Update I meant that you can't choose a random integer *with equal probability for all integers*. I've corrected the text above.

Elliot Temple on June 28, 2006

Messages (3)

Interesting!

However, you say:

if the numbers are chosen from an infinite range is: there are three sections: always swap, swap or tie, and always keep. Two are near the edges. In an infinite range there are no edges, so you get a biased set of envelopes with only the middle cases.

In the money problem, wouldn't you have an 'always swap' end, because you can't have negative money? The range is infinite, but only in the positive direction. So, your chances of doing better than a low number is high. For example, assuming you are working in dollars and cannot receive fractional pennies: if you open the envelope and there is $1 inside, you know there is a 99/infinity (or 100/infinity if you count $0 I guess) chance of getting less that $1, but infinity/infinity chance of getting more than $1. So, naturally you should swap.
But can that be generalized? I'm not sure, because even 1mill/infinity is going to be less than infinity/inifity. If you played the game over and over I guess you could pick numbers statistically.

Thanks for sharing...


Justin at 4:12 PM on June 28, 2006 | #19 | reply | quote

We are assuming that you get an envelope with a positive amount of money.

The method of generation of the amount in it doesn't matter, as long as it is promised that a perfect coin flip equivalent was used to decide if half the amount or double the amount is placed in the other envelope.

In this case - blindly swapping is profitable:

Be x a real.

avg(2*x, 0.5*x) = 1.25x

It is profitable!

That's why bets are made "double or nothing" - 50/50 - and not "half or nothing" - unequal.

What you did is answer a different question: "You have an integer i between 0 and x. 2*i is also between 0 and x. What is the relation between i and 2.5*i?" the answer of which is quite easy to get at algebraicly.

SonOfLilit
[email protected]


SonOfLilit at 4:34 AM on June 29, 2006 | #20 | reply | quote

Here's my understanding of it:

Problem 1

Suppose you have a random number generator that produces an uniform distribution over integers.

Now a generated number has a 50% chance of being positive and a 50% chance of being negative.

Cut the negative side in half at -q, defined as such that a generated negative number has a 50% chance of being larger than -q and a 50% chance of being smaller than -q.

As a result 25% of all generated numbers are smaller than -q, 75% are larger.
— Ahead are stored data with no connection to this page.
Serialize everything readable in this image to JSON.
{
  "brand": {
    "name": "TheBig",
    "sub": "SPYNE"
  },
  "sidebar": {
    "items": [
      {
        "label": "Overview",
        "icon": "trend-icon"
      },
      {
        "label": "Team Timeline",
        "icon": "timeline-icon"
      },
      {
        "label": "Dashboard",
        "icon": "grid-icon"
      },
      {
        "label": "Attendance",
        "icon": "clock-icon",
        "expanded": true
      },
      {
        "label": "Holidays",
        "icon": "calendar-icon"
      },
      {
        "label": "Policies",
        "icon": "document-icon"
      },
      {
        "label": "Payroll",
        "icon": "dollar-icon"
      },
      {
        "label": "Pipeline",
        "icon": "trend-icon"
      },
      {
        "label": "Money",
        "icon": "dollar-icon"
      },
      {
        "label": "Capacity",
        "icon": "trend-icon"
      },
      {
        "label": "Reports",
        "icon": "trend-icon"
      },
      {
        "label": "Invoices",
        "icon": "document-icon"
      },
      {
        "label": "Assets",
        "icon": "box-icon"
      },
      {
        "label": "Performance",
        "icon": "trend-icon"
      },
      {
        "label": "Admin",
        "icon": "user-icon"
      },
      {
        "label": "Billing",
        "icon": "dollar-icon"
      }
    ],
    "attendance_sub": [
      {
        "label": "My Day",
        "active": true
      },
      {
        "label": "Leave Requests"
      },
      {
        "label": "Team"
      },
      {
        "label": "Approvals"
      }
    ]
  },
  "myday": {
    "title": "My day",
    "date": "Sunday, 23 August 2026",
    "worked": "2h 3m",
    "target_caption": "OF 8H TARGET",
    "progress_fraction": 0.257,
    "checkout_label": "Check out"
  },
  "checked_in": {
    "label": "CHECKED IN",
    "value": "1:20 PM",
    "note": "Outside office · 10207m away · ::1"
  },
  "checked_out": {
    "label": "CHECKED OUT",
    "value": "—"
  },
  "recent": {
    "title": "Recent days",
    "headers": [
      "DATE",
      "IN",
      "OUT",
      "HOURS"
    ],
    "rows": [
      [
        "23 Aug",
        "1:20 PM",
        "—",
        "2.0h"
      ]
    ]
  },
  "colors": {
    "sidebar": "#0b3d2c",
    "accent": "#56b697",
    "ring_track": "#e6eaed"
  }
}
The average of all generated negative numbers is -q.

As a consequence, if the first number is negative, it will behave like -q on average and give us a 75% chance of any other random integer being larger than it.

Symmetric for the positive side.


Problem 2

The envelopes contain 6X coins in total. The envelope you have may contain 2X coins or 4X coins.

On average, you have (2X + 4X) / 2 = 3X coins.

By swapping, you come into possession of (on average) (4X + 2X) / 2 = 3X coins.